For hypothesis 3, we will examine organizational and clinician-level factors affecting implementation of the intervention with data from the implementation, sustainability, and scale-up phases. The first subhypothesis of hypothesis 3 is that organizational factors such as urbanicity, culture, and climate will affect clinicians’ attitudes, perceived norms, and self-efficacy regarding SBIRT use, which will in turn affect their intentions to use SBIRT. The second hypothesis is that clinicians’ demographic characteristics and intentions to use SBIRT will affect SBIRT adoption and use. To test both subhypotheses, we will use structural equation modeling (
64,
65) to estimate the effect of organizational factors and clinicians’ demographic characteristics on determinants of intentions (attitudes, norms, and self-efficacy) and the effect on intentions (
Figure 1). Organizational factors will include urbanicity, number of staff, patients’ characteristics and the ready-set-change measure (
66). Consistent with best practice, we will aggregate these organizational measures at the clinic level. Intentions and determinants of intentions to adopt SBIRT will be measured with validated self-report measures (
Table 2). The use of structural equation modeling allows direct incorporation of clinic-level random effects and provides straightforward estimation of indirect effects. We will also use structural equation modeling to estimate the effect of intentions on adoption, while controlling for the clinic and clinician characteristics described above. We will use interaction terms to further test for effect modification of the organizational factors on the association between intentions and adoption.

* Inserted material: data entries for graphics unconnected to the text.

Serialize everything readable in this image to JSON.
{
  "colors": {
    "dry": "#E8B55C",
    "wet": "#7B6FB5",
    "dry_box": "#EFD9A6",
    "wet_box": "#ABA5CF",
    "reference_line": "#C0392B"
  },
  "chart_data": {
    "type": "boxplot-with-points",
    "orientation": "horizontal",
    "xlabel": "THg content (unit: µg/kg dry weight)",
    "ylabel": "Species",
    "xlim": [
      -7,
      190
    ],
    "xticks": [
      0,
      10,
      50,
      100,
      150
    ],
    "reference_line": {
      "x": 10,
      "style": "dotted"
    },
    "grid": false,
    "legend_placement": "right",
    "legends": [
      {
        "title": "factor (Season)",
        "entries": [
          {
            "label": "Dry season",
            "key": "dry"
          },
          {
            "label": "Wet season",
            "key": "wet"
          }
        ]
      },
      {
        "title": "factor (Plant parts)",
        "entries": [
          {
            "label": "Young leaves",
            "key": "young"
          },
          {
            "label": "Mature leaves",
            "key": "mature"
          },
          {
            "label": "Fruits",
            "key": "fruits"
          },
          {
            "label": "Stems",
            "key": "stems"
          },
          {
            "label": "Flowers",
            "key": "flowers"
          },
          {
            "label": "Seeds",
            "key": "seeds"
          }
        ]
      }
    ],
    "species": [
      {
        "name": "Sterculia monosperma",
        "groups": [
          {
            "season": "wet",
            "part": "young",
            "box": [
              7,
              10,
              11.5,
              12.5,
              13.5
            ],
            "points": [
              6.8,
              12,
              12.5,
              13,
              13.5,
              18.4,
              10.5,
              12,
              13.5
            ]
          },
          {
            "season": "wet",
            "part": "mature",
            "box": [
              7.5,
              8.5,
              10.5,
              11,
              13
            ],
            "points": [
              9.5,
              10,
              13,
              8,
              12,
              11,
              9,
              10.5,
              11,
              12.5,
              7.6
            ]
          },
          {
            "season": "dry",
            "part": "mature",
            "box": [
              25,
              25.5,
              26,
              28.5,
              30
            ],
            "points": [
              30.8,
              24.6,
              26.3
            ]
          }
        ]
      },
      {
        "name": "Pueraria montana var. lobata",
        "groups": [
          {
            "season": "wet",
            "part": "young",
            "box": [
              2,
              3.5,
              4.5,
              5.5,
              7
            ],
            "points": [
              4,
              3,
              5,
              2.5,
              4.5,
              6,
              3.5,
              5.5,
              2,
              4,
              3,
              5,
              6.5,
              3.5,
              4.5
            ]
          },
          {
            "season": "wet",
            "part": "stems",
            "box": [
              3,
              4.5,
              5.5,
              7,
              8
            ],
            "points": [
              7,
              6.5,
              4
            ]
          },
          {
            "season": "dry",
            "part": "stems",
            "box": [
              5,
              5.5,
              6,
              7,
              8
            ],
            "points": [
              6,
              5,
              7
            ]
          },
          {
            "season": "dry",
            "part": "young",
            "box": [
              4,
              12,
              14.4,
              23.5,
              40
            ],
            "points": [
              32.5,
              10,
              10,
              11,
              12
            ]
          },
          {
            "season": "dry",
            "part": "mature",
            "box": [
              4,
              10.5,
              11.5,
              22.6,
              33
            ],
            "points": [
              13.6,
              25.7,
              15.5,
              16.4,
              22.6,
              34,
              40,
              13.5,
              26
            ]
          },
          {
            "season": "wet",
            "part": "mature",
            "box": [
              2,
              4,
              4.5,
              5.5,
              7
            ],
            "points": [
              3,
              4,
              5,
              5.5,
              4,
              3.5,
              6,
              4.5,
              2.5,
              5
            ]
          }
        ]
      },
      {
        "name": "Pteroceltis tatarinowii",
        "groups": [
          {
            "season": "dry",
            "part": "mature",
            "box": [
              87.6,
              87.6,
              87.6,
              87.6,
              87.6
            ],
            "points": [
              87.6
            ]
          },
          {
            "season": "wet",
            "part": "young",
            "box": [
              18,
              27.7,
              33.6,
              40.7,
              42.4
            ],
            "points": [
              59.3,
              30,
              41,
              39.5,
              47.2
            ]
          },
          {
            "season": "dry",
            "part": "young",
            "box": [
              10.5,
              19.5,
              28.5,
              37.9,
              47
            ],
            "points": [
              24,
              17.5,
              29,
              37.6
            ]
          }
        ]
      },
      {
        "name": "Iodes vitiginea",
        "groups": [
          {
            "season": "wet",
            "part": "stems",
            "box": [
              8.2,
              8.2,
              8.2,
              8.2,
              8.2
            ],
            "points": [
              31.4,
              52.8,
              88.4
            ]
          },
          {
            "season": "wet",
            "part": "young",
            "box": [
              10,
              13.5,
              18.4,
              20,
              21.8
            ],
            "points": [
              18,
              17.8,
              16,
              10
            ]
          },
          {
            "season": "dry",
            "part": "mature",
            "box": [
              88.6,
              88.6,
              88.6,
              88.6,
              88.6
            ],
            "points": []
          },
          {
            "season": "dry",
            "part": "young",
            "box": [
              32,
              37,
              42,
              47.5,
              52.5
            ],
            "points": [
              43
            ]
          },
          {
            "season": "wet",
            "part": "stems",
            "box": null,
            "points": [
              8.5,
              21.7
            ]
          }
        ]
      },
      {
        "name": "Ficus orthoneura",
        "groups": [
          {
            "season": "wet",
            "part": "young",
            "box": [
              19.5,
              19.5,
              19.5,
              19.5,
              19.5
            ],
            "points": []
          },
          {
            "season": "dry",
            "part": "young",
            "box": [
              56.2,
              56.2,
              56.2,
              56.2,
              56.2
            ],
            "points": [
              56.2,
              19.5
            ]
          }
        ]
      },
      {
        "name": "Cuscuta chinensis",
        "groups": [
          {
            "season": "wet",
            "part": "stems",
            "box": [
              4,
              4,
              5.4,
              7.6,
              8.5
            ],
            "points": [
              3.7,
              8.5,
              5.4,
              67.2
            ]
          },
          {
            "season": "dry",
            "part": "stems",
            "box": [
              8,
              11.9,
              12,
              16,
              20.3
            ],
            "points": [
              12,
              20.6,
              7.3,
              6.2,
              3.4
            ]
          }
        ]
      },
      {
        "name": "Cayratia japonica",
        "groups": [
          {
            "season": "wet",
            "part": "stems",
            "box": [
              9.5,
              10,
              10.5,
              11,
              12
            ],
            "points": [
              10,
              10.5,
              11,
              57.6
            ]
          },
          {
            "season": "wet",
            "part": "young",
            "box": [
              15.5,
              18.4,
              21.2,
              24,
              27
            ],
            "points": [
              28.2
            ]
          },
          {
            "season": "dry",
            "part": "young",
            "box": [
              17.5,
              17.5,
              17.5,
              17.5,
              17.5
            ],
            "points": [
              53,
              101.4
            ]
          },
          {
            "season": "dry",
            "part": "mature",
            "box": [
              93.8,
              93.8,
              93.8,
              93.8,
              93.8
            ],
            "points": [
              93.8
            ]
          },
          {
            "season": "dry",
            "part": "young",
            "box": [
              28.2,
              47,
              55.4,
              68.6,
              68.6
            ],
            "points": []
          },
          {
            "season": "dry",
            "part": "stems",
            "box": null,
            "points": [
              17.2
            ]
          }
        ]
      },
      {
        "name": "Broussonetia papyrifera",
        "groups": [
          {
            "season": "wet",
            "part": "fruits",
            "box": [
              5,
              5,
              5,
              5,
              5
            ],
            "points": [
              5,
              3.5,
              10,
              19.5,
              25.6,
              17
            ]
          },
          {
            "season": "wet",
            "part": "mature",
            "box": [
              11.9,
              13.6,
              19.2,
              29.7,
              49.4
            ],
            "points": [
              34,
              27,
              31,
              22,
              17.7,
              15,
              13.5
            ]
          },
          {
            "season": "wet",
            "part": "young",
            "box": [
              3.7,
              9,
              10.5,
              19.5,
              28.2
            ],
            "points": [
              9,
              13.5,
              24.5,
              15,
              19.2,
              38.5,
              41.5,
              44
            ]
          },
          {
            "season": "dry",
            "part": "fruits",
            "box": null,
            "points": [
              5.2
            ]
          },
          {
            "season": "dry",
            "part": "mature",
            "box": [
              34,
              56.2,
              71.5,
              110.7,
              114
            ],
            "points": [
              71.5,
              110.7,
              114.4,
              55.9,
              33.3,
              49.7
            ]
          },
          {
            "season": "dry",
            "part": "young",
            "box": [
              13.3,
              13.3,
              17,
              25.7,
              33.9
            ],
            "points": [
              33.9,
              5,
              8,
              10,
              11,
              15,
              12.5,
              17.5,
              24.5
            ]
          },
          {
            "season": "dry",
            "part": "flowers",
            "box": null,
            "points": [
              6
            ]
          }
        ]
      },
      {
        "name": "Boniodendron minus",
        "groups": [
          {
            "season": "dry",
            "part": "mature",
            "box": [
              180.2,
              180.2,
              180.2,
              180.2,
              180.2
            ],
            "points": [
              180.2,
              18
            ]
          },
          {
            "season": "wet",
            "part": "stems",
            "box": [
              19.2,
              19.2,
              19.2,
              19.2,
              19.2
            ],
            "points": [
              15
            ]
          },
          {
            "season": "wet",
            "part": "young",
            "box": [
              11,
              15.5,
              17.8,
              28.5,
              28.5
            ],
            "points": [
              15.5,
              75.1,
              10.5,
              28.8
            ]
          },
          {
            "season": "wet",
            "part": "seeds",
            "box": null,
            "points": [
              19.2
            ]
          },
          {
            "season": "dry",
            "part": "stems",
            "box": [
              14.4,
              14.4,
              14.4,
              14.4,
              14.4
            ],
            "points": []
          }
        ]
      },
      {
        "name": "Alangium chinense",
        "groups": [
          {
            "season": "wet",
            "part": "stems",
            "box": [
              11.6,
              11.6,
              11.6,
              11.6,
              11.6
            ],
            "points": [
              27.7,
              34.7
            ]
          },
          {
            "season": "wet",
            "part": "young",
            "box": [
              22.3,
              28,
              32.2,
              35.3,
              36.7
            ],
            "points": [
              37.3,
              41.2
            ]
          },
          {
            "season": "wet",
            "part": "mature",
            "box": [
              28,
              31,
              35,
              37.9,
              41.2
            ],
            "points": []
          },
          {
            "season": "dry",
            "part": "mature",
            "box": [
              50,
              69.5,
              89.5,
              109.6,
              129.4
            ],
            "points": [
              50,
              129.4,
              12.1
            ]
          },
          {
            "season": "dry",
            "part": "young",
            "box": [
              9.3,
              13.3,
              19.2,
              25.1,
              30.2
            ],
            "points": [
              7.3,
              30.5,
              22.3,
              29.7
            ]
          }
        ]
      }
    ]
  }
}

For qualitative analysis, interviews and focus groups will be digitally recorded, transcribed, and loaded into Nvivo software for analysis. To avoid bias, analysts will be blinded to implementation outcomes. Initial coding will draw on the CFIR, and an inductive process of iterative coding will identify themes and categories. Analysts will then be unblinded to implementation outcomes to determine distinguishing constructs. Finally, for mixed-methods data analysis, quantitative data are gathered before qualitative data and weighted equally: QUAN→QUAL (
67,
68); the function is complementary, and the process is connecting (having the qualitative data set build on the quantitative data set) (
67).
Results
The more cost-effective strategy will be scaled up in the other districts by using procedures outlined in the implementation phase. However, during the scale-up phase, trained Ministry of Health personnel will be charged with delivery, training, and supervision of the superior strategy in all clinics without research team support. The scale-up phase is critical to identify facilitators and barriers through process evaluation and continued tracking of internal and external factors in clinics that started in the superior arm and those that switch strategies.
Next Steps
We will work with stakeholders from multiple sectors to use the lessons learned from our study to develop an implementation tool kit that can guide SBIRT for community-wide HDS scale-up and dissemination in LMIC countries, New York State, and city departments of health and mental health. We will review the data, create a draft tool kit, and present it to LMIC policy makers and WHO representatives. Policy maker feedback will help finalize the tool kit. This kit will be freely available to all research collaborators.